When I heard the rush of feet, I whirled to face the attacker, the keys clenched in my fist to reinforce my blow. But the man in the ski mask had a staff, maybe a mop or broom handle, and he swung it under my guard and whacked my ribs. I kept myself upright by a supreme effort, and when my assailant tried to swing the staff again, I let the keys fall, grabbed the staff with both hands, swung up my leg, and kicked him hard in the chest-not a very effective kick, but it was the best I could do under the circumstances. He did have to let go of the staff, which was good, but I staggered when he released it and dropped it myself, which was bad.
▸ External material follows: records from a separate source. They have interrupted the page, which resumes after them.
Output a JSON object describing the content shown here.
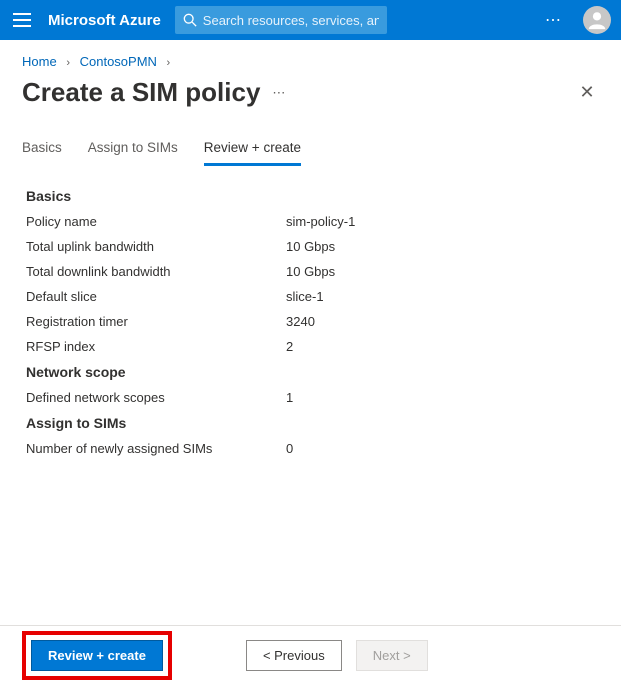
{
  "header": {
    "brand": "Microsoft Azure",
    "search_placeholder": "Search resources, services, and docs (G+/)"
  },
  "breadcrumb": {
    "home": "Home",
    "parent": "ContosoPMN"
  },
  "page": {
    "title": "Create a SIM policy"
  },
  "tabs": {
    "basics": "Basics",
    "assign": "Assign to SIMs",
    "review": "Review + create"
  },
  "sections": {
    "basics": {
      "heading": "Basics",
      "policy_name": {
        "label": "Policy name",
        "value": "sim-policy-1"
      },
      "uplink": {
        "label": "Total uplink bandwidth",
        "value": "10 Gbps"
      },
      "downlink": {
        "label": "Total downlink bandwidth",
        "value": "10 Gbps"
      },
      "default_slice": {
        "label": "Default slice",
        "value": "slice-1"
      },
      "reg_timer": {
        "label": "Registration timer",
        "value": "3240"
      },
      "rfsp": {
        "label": "RFSP index",
        "value": "2"
      }
    },
    "network_scope": {
      "heading": "Network scope",
      "defined": {
        "label": "Defined network scopes",
        "value": "1"
      }
    },
    "assign": {
      "heading": "Assign to SIMs",
      "newly_assigned": {
        "label": "Number of newly assigned SIMs",
        "value": "0"
      }
    }
  },
  "footer": {
    "primary": "Review + create",
    "previous": "<  Previous",
    "next": "Next  >"
  }
}
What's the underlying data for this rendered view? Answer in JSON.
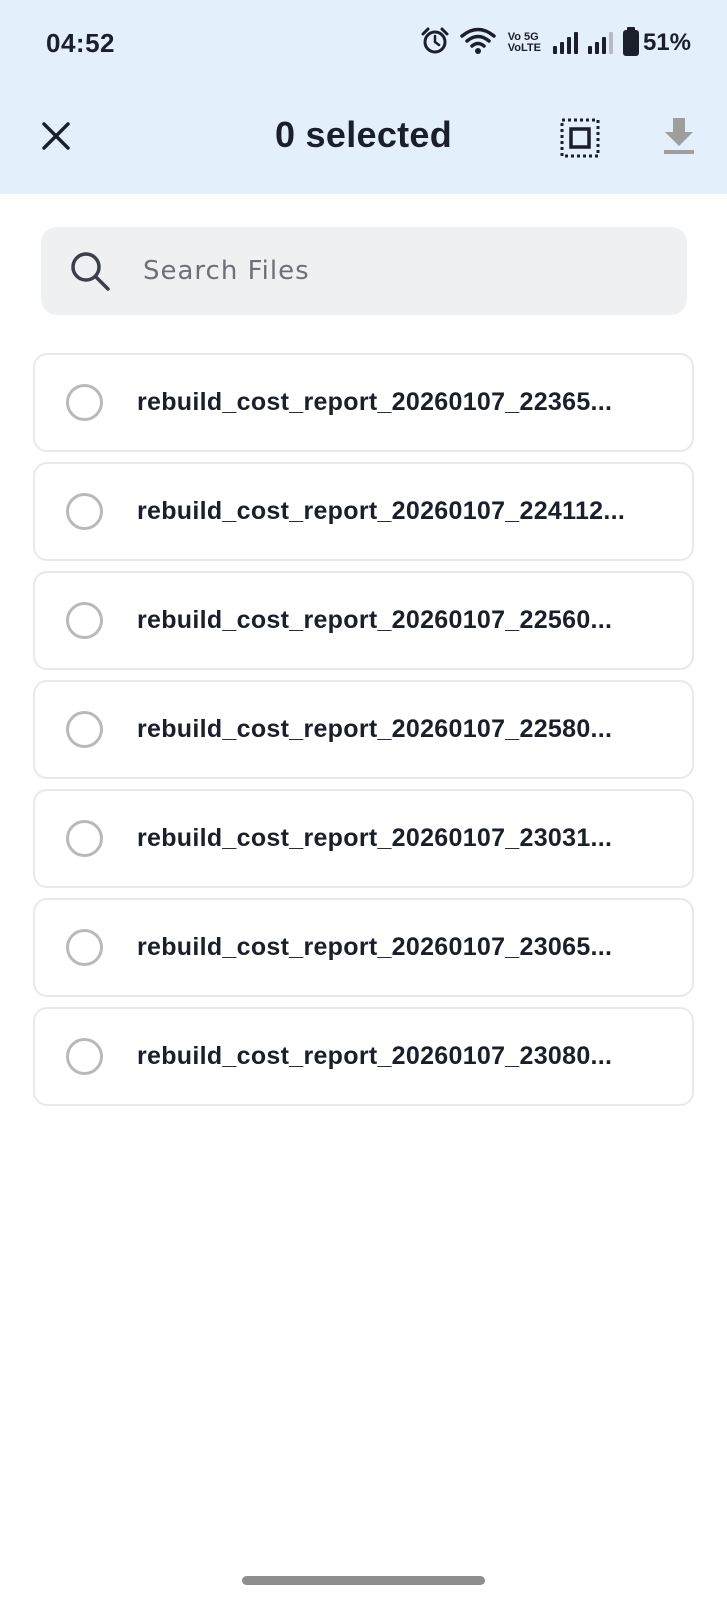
{
  "status_bar": {
    "time": "04:52",
    "volte_top": "Vo 5G",
    "volte_bottom": "VoLTE",
    "battery": "51%",
    "icons": [
      "alarm-icon",
      "wifi-icon",
      "volte-icon",
      "signal-icon",
      "signal-icon-2",
      "battery-icon"
    ]
  },
  "appbar": {
    "close_icon": "close-icon",
    "title": "0 selected",
    "select_all_icon": "select-all-icon",
    "download_icon": "download-icon"
  },
  "search": {
    "placeholder": "Search Files",
    "value": ""
  },
  "files": [
    {
      "name": "rebuild_cost_report_20260107_22365..."
    },
    {
      "name": "rebuild_cost_report_20260107_224112..."
    },
    {
      "name": "rebuild_cost_report_20260107_22560..."
    },
    {
      "name": "rebuild_cost_report_20260107_22580..."
    },
    {
      "name": "rebuild_cost_report_20260107_23031..."
    },
    {
      "name": "rebuild_cost_report_20260107_23065..."
    },
    {
      "name": "rebuild_cost_report_20260107_23080..."
    }
  ],
  "colors": {
    "header_bg": "#e3effb",
    "text": "#1a1f2b",
    "radio_border": "#b9b9b9",
    "search_bg": "#eff0f2",
    "download_disabled": "#9e9e9e"
  }
}
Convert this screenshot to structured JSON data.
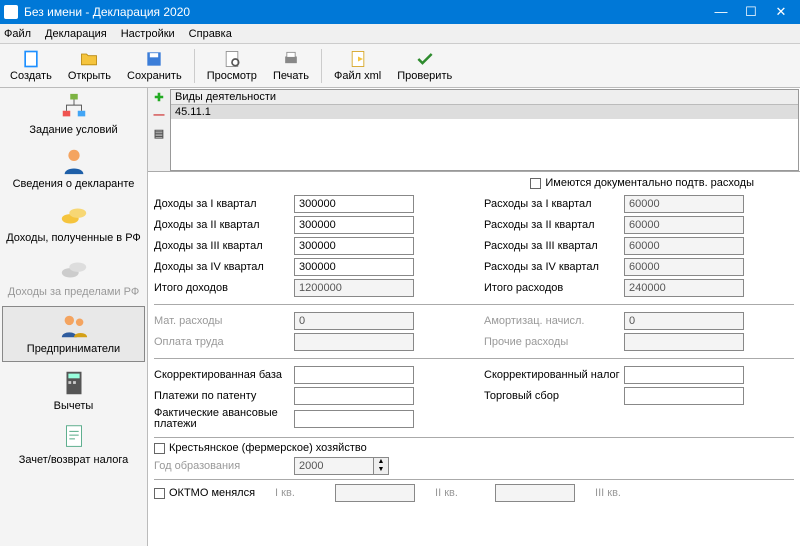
{
  "window": {
    "title": "Без имени - Декларация 2020"
  },
  "menu": {
    "file": "Файл",
    "decl": "Декларация",
    "settings": "Настройки",
    "help": "Справка"
  },
  "toolbar": {
    "create": "Создать",
    "open": "Открыть",
    "save": "Сохранить",
    "view": "Просмотр",
    "print": "Печать",
    "xml": "Файл xml",
    "check": "Проверить"
  },
  "sidebar": {
    "cond": "Задание условий",
    "decl": "Сведения о декларанте",
    "inc_rf": "Доходы, полученные в РФ",
    "inc_out": "Доходы за пределами РФ",
    "entr": "Предприниматели",
    "deduct": "Вычеты",
    "refund": "Зачет/возврат налога"
  },
  "list": {
    "header": "Виды деятельности",
    "row1": "45.11.1"
  },
  "form": {
    "hasdoc": "Имеются документально подтв. расходы",
    "inc_q1_l": "Доходы за I квартал",
    "inc_q1_v": "300000",
    "inc_q2_l": "Доходы за II квартал",
    "inc_q2_v": "300000",
    "inc_q3_l": "Доходы за III квартал",
    "inc_q3_v": "300000",
    "inc_q4_l": "Доходы за IV квартал",
    "inc_q4_v": "300000",
    "inc_tot_l": "Итого доходов",
    "inc_tot_v": "1200000",
    "exp_q1_l": "Расходы за I квартал",
    "exp_q1_v": "60000",
    "exp_q2_l": "Расходы за II квартал",
    "exp_q2_v": "60000",
    "exp_q3_l": "Расходы за III квартал",
    "exp_q3_v": "60000",
    "exp_q4_l": "Расходы за IV квартал",
    "exp_q4_v": "60000",
    "exp_tot_l": "Итого расходов",
    "exp_tot_v": "240000",
    "mat_l": "Мат. расходы",
    "mat_v": "0",
    "amort_l": "Амортизац. начисл.",
    "amort_v": "0",
    "pay_l": "Оплата труда",
    "other_l": "Прочие расходы",
    "corrbase_l": "Скорректированная база",
    "corrtax_l": "Скорректированный налог",
    "patent_l": "Платежи по патенту",
    "trade_l": "Торговый сбор",
    "advance_l": "Фактические авансовые платежи",
    "farm_l": "Крестьянское (фермерское) хозяйство",
    "year_l": "Год образования",
    "year_v": "2000",
    "oktmo_l": "ОКТМО менялся",
    "q1": "I кв.",
    "q2": "II кв.",
    "q3": "III кв."
  }
}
My kick had made him fall back, too, though, and that gave me time to recover my footing before he launched himself at me with a savage growl, like a dog out of control.
I was close to that point myself. When I saw the face coming toward me, shrouded in a ski mask but otherwise unguarded, I inhaled deeply, then struck as hard as I could with my fist, exhaling and locking into position automatically. The man screamed and began falling, his hands going up to clutch his nose, and on his way down, my knee came up, striking him sharply under the chin.
And that was the end of it.
Though I stood in a fighting stance in the dim light, the man was rolling and gurgling in a whipped way on my grass. Lights were coming on in the apartments-the man’s scream had been piercing, if not long-and Claude Friedrich, the man used to dealing with emergencies, dashed around the dividing fence with speed rather amazing for a man of his age. His gun was drawn. I took him in at a glance, then resumed guarding the man on the grass.